North East Cambridge Area Action Plan
We have tried to influence decisions on plans for North East Cambridge because that is the reason Anglian Water and Councils want the plant to move. We have attended meetings at SCDC and Cambridge City Council, written letters to councillors, Government ministers and MPs, been quoted in local newspapers and generally made a nuisance of ourselves. We think the decision by both councils to approve the proposals for NECAAP is premature; there won’t be a public consultation on it until after the Planning Inspector has decided on the sewage works relocation.

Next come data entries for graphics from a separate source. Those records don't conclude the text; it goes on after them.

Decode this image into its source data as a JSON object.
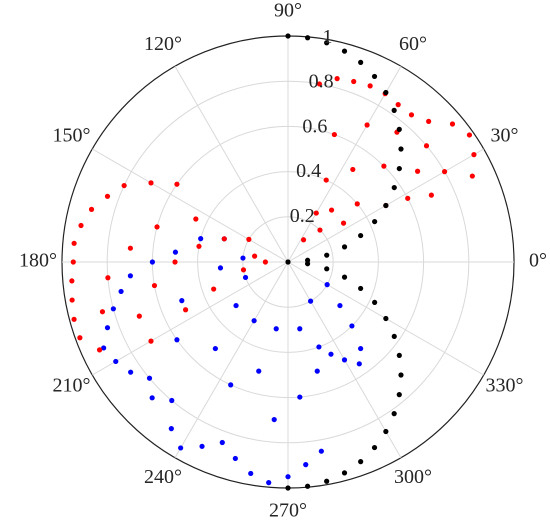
{
  "chart_data": {
    "type": "polar-scatter",
    "rlim": [
      0,
      1
    ],
    "rticks": [
      0.2,
      0.4,
      0.6,
      0.8,
      1
    ],
    "thetaticks": [
      {
        "value": 0,
        "label": "0°"
      },
      {
        "value": 30,
        "label": "30°"
      },
      {
        "value": 60,
        "label": "60°"
      },
      {
        "value": 90,
        "label": "90°"
      },
      {
        "value": 120,
        "label": "120°"
      },
      {
        "value": 150,
        "label": "150°"
      },
      {
        "value": 180,
        "label": "180°"
      },
      {
        "value": 210,
        "label": "210°"
      },
      {
        "value": 240,
        "label": "240°"
      },
      {
        "value": 270,
        "label": "270°"
      },
      {
        "value": 300,
        "label": "300°"
      },
      {
        "value": 330,
        "label": "330°"
      }
    ],
    "grid": true,
    "series": [
      {
        "color": "#0000ff",
        "theta": [
          160,
          165,
          175,
          180,
          185,
          190,
          195,
          200,
          205,
          210,
          215,
          220,
          225,
          230,
          235,
          240,
          245,
          250,
          255,
          260,
          265,
          270,
          275,
          280,
          185,
          200,
          215,
          230,
          245,
          255,
          265,
          275,
          285,
          290,
          295,
          300,
          305,
          310,
          315,
          320,
          330,
          220,
          240,
          260,
          280,
          300,
          200,
          175
        ],
        "r": [
          0.3,
          0.4,
          0.5,
          0.6,
          0.7,
          0.75,
          0.8,
          0.85,
          0.9,
          0.88,
          0.85,
          0.8,
          0.85,
          0.8,
          0.9,
          0.95,
          0.9,
          0.85,
          0.9,
          0.95,
          0.98,
          0.95,
          0.9,
          0.85,
          0.3,
          0.5,
          0.6,
          0.5,
          0.6,
          0.5,
          0.7,
          0.6,
          0.5,
          0.4,
          0.45,
          0.5,
          0.55,
          0.5,
          0.4,
          0.3,
          0.2,
          0.3,
          0.3,
          0.3,
          0.3,
          0.2,
          0.2,
          0.2
        ]
      },
      {
        "color": "#ff0000",
        "theta": [
          25,
          30,
          35,
          40,
          45,
          50,
          55,
          60,
          65,
          70,
          75,
          80,
          35,
          45,
          55,
          65,
          30,
          40,
          50,
          60,
          35,
          45,
          55,
          70,
          60,
          50,
          40,
          30,
          25,
          28,
          145,
          150,
          155,
          160,
          165,
          170,
          175,
          180,
          185,
          190,
          195,
          200,
          205,
          210,
          200,
          190,
          180,
          170,
          160,
          150,
          185,
          175,
          165,
          155,
          195,
          205,
          200,
          190,
          180,
          170
        ],
        "r": [
          0.9,
          0.95,
          0.98,
          0.95,
          0.88,
          0.85,
          0.85,
          0.86,
          0.86,
          0.85,
          0.84,
          0.8,
          0.7,
          0.6,
          0.5,
          0.4,
          0.5,
          0.4,
          0.3,
          0.25,
          0.3,
          0.2,
          0.12,
          0.6,
          0.7,
          0.75,
          0.8,
          0.8,
          0.7,
          0.6,
          0.6,
          0.7,
          0.8,
          0.85,
          0.9,
          0.93,
          0.95,
          0.95,
          0.96,
          0.97,
          0.98,
          0.98,
          0.92,
          0.7,
          0.7,
          0.6,
          0.5,
          0.4,
          0.3,
          0.2,
          0.8,
          0.7,
          0.6,
          0.45,
          0.85,
          0.5,
          0.35,
          0.2,
          0.1,
          0.15
        ]
      },
      {
        "color": "#000000",
        "theta": [
          0,
          5,
          10,
          15,
          20,
          25,
          30,
          35,
          40,
          45,
          50,
          55,
          60,
          65,
          70,
          75,
          80,
          85,
          90,
          270,
          275,
          280,
          285,
          290,
          295,
          300,
          305,
          310,
          315,
          320,
          325,
          330,
          335,
          340,
          345,
          350,
          355
        ],
        "r": [
          0,
          0.087,
          0.174,
          0.259,
          0.342,
          0.423,
          0.5,
          0.574,
          0.643,
          0.707,
          0.766,
          0.819,
          0.866,
          0.906,
          0.94,
          0.966,
          0.985,
          0.996,
          1,
          1,
          0.996,
          0.985,
          0.966,
          0.94,
          0.906,
          0.866,
          0.819,
          0.766,
          0.707,
          0.643,
          0.574,
          0.5,
          0.423,
          0.342,
          0.259,
          0.174,
          0.087
        ]
      }
    ]
  }
}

Engagement with Anglian Water
We are also in discussion with Anglian Water at their Community Working Group meetings alongside representatives of the four Parish Councils. Although our aim is to stop the relocation completely, we want to influence the best design if it happens. This includes odour control, screening and maintenance of the trees used, size and location of the stacks, carbon footprint, light pollution and impact on the villages. One of the main concerns is the site access. Option 3 is our preferred access for both permanent and construction traffic as a dedicated service road from the layby on the northern carriageway of the A14 between Junctions 34 and 35 will have less impact on traffic flow and the pedestrian and cycle path on Horningsea Road and less risk to children going to school. If Option 1, Junction of A14 with Horningsea Road, is chosen, then Option 1B is preferable as being less disruptive to traffic and hopefully less likely to encourage HGVs to use the village roads of Fen Ditton and Horningsea.
Everyone can help by completing the Consultation when Anglian Water publishes it. State your objections and let Anglian Water and the Planning Inspector know what you think must happen to make the plant less of a huge industrial blot on our landscape.
Our website (and this blog post) will be updated with direct links to the consultation when it is publishes.